4) Compare against expectations¶
Ground the investigation in what should have happened:
paper_context(citekey="<relevant citation>")
- What values does the literature report for this metric?
- What method parameters are standard?
- What failure modes are documented?
Check prior result notes for this milestone:
rag_query(query="<milestone_id> result")
- What did previous runs produce?
- Were there documented quality criteria from a grounding brief?
codio_discover(query="<analysis type>")
- Are there known conventions or validation patterns in the codebase?
5) Narrow the cause¶
Based on evidence gathered, form hypotheses and test each:
A) Parameter issue - Check config values against literature recommendations - Compare parameters between working and failing subjects - If likely: recommend entering an iterate loop with adjusted parameters
B) Code bug - Trace the error to a specific script or function - Check recent changes (git log) to the relevant code - Identify the file and line where the bug manifests
C) Data issue - Identify which subjects or files are affected - Check input data quality (missing channels, corrupt files, truncated recordings) - Determine if the issue is upstream (preprocessing) or local
D) Environment issue - Check if the pipeline ran in the correct conda environment - Verify dependencies and library versions - Check disk space, memory limits, or timeout issues
E) Ambiguous - If multiple hypotheses remain, present each with supporting evidence - Rank by likelihood - Suggest targeted tests to discriminate between them
6) Record and report¶
Create an observation note for each significant finding:
note_create(note_type="idea")
Use this frontmatter pattern:
---
title: "Investigation: <brief description>"

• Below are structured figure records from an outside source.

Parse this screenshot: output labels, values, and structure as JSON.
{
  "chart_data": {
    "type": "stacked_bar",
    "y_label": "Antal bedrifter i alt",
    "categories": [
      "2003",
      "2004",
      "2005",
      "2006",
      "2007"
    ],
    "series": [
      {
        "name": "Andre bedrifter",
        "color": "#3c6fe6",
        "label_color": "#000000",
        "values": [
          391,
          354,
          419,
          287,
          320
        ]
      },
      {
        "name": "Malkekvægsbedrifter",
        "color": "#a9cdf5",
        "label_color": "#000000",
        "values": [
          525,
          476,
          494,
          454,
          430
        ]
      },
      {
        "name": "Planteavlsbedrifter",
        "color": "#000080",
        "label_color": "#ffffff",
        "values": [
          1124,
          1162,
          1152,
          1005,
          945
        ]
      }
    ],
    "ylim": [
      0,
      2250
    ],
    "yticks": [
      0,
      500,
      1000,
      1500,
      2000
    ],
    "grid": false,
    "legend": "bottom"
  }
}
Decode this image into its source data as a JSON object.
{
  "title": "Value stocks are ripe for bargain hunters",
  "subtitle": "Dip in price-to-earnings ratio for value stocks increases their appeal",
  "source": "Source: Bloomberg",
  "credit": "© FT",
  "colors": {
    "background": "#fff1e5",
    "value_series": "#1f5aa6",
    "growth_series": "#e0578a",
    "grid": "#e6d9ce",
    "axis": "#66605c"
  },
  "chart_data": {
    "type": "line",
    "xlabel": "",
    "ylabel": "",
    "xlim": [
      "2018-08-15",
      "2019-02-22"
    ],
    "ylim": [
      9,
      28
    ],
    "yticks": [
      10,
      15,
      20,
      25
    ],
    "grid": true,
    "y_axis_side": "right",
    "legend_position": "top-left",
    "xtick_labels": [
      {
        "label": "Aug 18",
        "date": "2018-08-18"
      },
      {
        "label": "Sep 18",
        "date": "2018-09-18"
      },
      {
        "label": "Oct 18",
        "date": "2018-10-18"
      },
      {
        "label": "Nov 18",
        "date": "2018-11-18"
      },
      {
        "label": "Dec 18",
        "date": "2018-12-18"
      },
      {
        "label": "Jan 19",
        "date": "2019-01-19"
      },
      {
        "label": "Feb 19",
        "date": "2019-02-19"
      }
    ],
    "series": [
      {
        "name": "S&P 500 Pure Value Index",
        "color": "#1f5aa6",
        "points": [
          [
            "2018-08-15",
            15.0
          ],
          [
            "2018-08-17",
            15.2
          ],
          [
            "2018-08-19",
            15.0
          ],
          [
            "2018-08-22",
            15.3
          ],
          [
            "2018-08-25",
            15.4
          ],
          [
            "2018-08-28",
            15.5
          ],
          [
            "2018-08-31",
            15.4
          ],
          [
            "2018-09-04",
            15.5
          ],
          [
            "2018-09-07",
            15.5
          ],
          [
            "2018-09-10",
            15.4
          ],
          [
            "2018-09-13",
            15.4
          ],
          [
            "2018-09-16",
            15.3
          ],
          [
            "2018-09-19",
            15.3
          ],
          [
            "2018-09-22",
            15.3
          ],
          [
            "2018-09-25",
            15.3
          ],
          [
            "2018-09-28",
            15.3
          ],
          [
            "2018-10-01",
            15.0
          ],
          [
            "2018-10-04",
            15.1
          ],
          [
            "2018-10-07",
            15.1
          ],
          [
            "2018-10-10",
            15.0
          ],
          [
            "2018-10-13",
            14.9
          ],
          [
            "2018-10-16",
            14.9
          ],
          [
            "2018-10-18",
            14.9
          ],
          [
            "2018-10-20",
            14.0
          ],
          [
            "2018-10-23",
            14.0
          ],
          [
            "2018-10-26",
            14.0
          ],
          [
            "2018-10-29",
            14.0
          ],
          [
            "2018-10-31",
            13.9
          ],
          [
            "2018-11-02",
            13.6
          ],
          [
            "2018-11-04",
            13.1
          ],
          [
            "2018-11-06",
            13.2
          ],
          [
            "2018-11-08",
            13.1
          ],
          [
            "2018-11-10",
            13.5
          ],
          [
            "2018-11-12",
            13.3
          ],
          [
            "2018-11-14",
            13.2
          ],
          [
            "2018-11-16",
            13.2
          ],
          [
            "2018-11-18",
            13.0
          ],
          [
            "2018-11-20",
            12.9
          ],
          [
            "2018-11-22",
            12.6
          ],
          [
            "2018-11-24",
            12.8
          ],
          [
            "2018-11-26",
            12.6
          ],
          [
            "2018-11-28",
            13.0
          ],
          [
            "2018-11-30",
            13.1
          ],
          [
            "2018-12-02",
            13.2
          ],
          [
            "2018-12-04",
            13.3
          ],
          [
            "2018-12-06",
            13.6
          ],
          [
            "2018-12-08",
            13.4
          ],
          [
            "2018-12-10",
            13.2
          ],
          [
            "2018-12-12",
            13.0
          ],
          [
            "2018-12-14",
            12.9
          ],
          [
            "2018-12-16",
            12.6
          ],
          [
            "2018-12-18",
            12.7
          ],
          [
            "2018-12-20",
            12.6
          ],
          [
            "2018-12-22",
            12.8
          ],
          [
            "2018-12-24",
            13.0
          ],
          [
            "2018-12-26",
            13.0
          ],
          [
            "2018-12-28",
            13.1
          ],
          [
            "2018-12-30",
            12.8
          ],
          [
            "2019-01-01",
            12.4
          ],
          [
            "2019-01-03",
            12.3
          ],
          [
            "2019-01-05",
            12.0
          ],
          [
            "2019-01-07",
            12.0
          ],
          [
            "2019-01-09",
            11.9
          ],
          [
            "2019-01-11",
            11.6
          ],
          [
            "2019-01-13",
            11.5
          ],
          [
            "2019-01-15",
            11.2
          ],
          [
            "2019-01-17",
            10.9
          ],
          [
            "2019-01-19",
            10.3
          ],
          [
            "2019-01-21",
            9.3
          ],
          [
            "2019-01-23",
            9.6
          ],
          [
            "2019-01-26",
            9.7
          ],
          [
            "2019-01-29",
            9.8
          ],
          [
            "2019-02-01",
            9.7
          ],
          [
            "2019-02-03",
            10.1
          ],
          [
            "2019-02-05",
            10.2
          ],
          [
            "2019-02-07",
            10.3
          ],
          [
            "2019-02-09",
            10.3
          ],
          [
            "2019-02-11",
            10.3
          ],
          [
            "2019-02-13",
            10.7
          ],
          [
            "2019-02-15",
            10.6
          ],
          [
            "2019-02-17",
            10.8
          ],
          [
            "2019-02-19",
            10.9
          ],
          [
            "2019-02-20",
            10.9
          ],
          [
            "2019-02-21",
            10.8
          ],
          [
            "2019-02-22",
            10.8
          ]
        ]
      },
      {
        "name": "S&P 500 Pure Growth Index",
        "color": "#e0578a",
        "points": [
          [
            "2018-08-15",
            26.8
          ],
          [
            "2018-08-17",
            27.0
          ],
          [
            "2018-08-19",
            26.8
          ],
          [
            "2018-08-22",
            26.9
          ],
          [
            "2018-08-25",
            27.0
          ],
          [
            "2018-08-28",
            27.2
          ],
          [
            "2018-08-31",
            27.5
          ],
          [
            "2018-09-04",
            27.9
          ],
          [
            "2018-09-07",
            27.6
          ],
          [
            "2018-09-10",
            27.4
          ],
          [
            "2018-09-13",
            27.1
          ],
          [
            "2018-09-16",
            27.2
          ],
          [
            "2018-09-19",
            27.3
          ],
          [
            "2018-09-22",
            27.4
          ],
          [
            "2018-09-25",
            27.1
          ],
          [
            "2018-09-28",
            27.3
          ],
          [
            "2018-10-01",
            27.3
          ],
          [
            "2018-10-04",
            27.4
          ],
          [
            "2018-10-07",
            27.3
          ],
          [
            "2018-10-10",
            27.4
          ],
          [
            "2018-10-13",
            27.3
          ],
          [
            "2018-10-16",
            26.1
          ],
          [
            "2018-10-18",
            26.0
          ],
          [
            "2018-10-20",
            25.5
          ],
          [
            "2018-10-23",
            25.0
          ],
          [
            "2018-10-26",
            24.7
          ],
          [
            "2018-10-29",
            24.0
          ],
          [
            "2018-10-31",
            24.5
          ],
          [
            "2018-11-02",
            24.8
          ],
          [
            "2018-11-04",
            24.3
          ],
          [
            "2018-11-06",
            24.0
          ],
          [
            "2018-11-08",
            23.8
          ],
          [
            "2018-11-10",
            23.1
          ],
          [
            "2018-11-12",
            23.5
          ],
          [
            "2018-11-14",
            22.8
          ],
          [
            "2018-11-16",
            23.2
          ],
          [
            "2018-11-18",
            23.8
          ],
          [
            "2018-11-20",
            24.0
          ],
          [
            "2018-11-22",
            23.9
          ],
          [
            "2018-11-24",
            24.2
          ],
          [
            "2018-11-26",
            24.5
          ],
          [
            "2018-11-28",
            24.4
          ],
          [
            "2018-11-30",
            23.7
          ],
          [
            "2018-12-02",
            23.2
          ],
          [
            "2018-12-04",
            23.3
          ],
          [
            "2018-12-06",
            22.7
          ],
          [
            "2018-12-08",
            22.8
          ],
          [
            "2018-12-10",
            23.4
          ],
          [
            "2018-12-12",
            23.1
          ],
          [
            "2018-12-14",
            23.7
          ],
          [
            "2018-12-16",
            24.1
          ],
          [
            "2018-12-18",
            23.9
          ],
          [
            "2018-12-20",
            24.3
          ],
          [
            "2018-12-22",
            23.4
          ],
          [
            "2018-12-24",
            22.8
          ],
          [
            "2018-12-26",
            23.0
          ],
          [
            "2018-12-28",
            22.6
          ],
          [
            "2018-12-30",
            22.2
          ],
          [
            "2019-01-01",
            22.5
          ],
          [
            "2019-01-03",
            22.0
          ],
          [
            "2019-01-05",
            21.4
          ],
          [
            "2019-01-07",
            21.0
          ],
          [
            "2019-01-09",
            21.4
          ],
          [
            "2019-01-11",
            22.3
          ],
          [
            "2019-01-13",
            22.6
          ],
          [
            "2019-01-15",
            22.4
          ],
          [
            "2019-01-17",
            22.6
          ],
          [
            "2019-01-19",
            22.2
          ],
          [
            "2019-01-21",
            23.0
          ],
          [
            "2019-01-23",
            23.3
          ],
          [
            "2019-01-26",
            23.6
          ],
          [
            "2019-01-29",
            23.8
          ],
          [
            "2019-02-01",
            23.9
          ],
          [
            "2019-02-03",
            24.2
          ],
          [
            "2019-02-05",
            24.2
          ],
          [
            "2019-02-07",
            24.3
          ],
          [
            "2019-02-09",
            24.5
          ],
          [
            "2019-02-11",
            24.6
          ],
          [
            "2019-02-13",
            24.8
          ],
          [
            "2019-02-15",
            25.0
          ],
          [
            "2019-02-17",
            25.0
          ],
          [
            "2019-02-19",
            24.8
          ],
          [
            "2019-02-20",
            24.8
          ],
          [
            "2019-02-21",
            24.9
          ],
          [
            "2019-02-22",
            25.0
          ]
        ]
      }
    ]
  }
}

tags: [observation, investigate, <flow_name>]
series: <flow_name>
---
Note body should contain: - Issue: what was reported/detected - Checked: what was inspected (with specific paths/outputs) - Found: what the evidence shows - Cause: identified cause or remaining hypotheses - Next step: proposed action (fix, iterate, escalate)
7) Summarize to user¶
Present findings: - What was investigated and what was found - Root cause (if identified) with evidence - Proposed action: - Parameter issue → recommend iterate loop with specific adjustments - Code bug → identify the file, line, and fix - Data issue → identify affected subjects/files and remediation - Ambiguous → present alternatives with evidence, ask human to choose
8) Failure escalation¶
If after 3 investigation cycles the cause is not narrowing, escalate to the user with:
- Checked: what was inspected (exhaustive list)
- Ruled out: what hypotheses were eliminated and why
- Remaining: what hypotheses are still plausible
- Recommended next steps: what targeted tests or information would help discriminate
Do not continue investigating indefinitely. Three cycles of diminishing returns means human expertise is needed.
Hard rules¶
- Always check pipeline health (
pipeio_flow_status,pipeio_run_status,pipeio_log_parse) before inspecting data. Many issues are infrastructure failures, not data problems. - Never guess at the cause without inspecting actual outputs. "It might be X" is not a finding — "Output file Y shows Z, which indicates X" is.
- Always compare against a reference (literature values, prior results, working subjects). Investigation without a baseline is speculation.
- Create observation notes for significant findings, even if the investigation is incomplete. Future investigations benefit from the trail.
- Do not modify code or parameters during investigation — that is the iterate loop's job. Investigate diagnoses; iterate fixes.
- If the issue involves multiple flows, investigate each independently before looking for cross-flow causes.
- Escalate when stuck — 3 cycles without convergence means human input is needed. Present evidence, not apologies.